Our Lady of the Miraculous Medal
Memorial, November 27
The feast of Our Lady of the Miraculous Medal commemorates the apparitions of the Blessed Virgin Mary to a young novice of the Daughters of Charity, Catherine Labouré, in the chapel of the motherhouse in the Rue du Bac in Paris in 1830. These apparitions, which are among the most thoroughly investigated and most widely accepted private revelations in the history of the Church, gave rise to the Miraculous Medal, which has been distributed by the hundreds of millions throughout the world and which has been the occasion of innumerable conversions and miraculous cures.
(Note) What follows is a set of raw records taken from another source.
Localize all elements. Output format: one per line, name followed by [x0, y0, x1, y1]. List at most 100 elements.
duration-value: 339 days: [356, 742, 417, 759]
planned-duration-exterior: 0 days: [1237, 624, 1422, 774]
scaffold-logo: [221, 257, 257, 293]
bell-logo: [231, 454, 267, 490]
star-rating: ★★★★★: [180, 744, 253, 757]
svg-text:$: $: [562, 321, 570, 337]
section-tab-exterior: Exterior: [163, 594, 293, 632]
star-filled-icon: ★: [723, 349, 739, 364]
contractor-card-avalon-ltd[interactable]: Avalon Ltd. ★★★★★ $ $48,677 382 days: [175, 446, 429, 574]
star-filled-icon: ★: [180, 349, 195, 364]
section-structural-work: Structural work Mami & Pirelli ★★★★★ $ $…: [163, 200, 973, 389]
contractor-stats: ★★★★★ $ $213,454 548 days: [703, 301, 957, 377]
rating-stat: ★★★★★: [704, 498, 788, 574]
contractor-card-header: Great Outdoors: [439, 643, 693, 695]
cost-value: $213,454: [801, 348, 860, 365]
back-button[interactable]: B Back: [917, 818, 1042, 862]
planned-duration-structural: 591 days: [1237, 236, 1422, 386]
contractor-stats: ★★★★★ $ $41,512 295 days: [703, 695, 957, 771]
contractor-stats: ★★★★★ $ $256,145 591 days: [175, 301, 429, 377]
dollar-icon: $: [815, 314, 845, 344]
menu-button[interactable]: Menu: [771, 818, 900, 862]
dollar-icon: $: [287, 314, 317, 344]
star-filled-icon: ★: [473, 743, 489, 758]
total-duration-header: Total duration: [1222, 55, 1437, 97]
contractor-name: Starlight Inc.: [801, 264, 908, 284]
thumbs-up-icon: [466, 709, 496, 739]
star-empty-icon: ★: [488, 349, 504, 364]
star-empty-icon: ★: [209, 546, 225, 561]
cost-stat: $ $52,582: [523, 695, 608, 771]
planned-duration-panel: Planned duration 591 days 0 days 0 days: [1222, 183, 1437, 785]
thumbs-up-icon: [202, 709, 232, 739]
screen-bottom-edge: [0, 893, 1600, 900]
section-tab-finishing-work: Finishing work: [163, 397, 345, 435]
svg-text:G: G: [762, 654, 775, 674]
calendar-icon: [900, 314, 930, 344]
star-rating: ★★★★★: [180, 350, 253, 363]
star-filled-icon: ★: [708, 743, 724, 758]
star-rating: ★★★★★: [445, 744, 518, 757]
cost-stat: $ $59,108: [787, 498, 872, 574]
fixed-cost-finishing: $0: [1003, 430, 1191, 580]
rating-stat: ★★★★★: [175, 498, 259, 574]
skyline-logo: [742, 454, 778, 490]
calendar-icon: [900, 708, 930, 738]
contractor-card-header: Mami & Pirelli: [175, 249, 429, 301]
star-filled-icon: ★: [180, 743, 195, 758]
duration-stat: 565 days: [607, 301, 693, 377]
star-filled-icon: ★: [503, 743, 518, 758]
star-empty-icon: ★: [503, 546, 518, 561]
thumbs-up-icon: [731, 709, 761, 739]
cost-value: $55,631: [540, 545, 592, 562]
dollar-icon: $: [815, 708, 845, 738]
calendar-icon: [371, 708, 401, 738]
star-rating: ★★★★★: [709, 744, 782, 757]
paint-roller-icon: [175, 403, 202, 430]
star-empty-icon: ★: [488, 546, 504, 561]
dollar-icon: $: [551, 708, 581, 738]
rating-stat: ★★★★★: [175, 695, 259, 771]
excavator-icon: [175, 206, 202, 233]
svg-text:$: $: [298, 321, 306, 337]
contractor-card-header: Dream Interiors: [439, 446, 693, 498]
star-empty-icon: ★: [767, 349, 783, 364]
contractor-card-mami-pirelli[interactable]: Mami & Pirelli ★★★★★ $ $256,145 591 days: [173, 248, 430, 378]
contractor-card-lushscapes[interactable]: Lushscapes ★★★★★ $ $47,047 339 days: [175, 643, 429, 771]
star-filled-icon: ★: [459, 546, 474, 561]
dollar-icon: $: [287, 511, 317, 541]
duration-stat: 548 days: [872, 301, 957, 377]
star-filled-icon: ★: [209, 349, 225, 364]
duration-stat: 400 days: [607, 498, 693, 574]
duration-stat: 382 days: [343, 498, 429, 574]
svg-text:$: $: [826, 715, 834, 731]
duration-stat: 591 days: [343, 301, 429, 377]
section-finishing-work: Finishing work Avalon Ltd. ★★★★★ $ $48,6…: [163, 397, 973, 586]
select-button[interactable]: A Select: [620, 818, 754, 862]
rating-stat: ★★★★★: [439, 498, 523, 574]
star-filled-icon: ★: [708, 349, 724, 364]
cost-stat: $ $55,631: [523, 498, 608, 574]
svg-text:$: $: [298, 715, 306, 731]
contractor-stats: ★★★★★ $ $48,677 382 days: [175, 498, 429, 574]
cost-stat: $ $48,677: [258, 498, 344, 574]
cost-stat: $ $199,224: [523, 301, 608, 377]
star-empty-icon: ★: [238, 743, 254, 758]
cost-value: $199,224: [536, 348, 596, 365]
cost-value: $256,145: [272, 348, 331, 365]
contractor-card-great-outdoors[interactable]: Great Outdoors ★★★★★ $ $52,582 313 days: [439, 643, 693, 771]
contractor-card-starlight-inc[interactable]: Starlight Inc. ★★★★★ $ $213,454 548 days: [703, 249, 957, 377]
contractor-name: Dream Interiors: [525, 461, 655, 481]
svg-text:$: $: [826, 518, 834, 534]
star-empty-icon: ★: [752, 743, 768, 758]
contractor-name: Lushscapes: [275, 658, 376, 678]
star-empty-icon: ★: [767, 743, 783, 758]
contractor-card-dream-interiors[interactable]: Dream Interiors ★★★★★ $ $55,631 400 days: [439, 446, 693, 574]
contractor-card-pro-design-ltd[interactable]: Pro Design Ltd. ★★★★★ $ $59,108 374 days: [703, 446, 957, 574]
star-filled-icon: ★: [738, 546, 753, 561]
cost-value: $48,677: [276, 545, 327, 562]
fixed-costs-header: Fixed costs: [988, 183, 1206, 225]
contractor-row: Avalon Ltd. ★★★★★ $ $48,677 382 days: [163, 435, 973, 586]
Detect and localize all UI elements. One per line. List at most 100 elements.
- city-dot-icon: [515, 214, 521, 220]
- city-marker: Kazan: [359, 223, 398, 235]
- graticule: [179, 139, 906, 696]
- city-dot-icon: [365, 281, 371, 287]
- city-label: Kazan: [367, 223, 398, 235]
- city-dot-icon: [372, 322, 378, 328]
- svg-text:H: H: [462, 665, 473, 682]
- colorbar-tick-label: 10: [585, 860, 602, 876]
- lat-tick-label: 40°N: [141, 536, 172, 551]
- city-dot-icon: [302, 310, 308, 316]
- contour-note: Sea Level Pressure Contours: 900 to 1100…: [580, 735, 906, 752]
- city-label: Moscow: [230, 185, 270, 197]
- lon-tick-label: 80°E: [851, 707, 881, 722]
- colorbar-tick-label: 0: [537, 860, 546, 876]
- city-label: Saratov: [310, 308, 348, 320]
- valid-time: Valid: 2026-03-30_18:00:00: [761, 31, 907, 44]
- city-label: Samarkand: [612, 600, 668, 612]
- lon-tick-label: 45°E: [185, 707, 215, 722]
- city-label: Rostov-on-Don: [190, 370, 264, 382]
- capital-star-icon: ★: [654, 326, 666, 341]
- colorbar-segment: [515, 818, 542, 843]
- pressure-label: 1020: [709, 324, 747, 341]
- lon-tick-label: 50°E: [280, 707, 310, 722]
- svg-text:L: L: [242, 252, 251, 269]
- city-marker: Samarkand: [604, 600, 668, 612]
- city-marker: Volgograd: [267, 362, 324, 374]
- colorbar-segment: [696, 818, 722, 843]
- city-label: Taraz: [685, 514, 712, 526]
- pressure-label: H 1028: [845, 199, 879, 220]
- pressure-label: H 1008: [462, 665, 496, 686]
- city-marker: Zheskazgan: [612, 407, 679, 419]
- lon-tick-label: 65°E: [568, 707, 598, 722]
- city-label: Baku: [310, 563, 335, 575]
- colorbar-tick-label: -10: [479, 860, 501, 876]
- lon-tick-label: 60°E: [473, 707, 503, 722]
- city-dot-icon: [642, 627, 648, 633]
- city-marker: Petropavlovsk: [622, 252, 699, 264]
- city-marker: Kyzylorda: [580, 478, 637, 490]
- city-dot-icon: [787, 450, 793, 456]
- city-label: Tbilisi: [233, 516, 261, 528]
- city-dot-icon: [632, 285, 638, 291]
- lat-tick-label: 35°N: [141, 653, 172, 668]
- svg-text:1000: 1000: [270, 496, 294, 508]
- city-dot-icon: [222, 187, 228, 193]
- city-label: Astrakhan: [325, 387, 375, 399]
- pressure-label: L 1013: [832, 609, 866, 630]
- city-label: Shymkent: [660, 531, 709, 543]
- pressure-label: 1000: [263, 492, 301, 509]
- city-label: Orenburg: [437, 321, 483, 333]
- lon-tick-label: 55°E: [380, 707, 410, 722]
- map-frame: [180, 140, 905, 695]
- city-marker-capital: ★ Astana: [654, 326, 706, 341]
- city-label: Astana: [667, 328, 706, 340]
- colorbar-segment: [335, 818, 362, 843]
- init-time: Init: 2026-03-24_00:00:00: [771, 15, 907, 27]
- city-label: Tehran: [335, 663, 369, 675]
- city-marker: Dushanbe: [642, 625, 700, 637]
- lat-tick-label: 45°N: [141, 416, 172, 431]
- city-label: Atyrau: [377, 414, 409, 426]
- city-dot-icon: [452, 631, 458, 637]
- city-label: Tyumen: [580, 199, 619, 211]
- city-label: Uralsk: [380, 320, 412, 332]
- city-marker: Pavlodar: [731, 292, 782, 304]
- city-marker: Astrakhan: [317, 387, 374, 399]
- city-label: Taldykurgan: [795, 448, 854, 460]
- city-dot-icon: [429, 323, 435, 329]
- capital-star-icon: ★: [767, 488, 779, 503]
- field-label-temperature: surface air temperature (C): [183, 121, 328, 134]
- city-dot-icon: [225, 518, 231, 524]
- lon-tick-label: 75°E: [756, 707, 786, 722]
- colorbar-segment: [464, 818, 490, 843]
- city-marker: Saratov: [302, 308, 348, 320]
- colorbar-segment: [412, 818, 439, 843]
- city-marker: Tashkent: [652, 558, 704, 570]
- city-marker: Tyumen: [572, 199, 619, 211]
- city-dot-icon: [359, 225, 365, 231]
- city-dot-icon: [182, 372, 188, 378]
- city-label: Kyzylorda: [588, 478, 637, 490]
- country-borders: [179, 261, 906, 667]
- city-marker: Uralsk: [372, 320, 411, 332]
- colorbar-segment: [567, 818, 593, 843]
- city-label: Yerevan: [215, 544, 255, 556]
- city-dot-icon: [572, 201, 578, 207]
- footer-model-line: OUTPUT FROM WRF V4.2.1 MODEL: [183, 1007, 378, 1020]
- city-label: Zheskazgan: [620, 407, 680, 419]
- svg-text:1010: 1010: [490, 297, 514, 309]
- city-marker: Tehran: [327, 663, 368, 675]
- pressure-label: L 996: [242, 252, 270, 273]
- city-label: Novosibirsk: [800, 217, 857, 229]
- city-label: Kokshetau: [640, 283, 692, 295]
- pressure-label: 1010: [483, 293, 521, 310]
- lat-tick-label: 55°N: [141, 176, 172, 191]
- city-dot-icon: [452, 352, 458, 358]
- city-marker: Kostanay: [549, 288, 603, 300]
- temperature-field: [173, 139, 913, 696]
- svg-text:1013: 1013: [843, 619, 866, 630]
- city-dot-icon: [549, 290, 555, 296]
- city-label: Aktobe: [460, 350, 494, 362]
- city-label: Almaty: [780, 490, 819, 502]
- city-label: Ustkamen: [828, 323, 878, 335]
Catherine Labouré was born in 1806 in Burgundy and entered the Daughters of Charity in 1830. On the night of July 18, 1830, she was awakened by a child of light who led her to the chapel, where she spent two hours in conversation with the Blessed Virgin Mary, who spoke to her of the suffering that was about to come upon France and the world. On November 27, 1830, Mary appeared to her again and showed her the image that was to be struck on the medal: Mary standing on a globe, crushing a serpent, with rays of light streaming from her hands, surrounded by the words O Mary, conceived without sin, pray for us who have recourse to thee.
Mary then showed her the reverse of the medal, with the letter M surmounted by a cross, and beneath it the Sacred Hearts of Jesus and Mary. She asked that the medal be struck and distributed, promising that those who wore it with confidence would receive great graces. The medal was struck in 1832, and its distribution coincided with remarkable conversions, among the most famous being that of Alphonse Ratisbonne, a Jewish man who had a vision of Mary while wearing the medal in 1842 and was immediately converted.
Catherine kept the secret of the apparitions for forty-six years, revealing herself as the visionary only shortly before her death in 1876. She was canonised in 1947. The feast is celebrated on November 27th.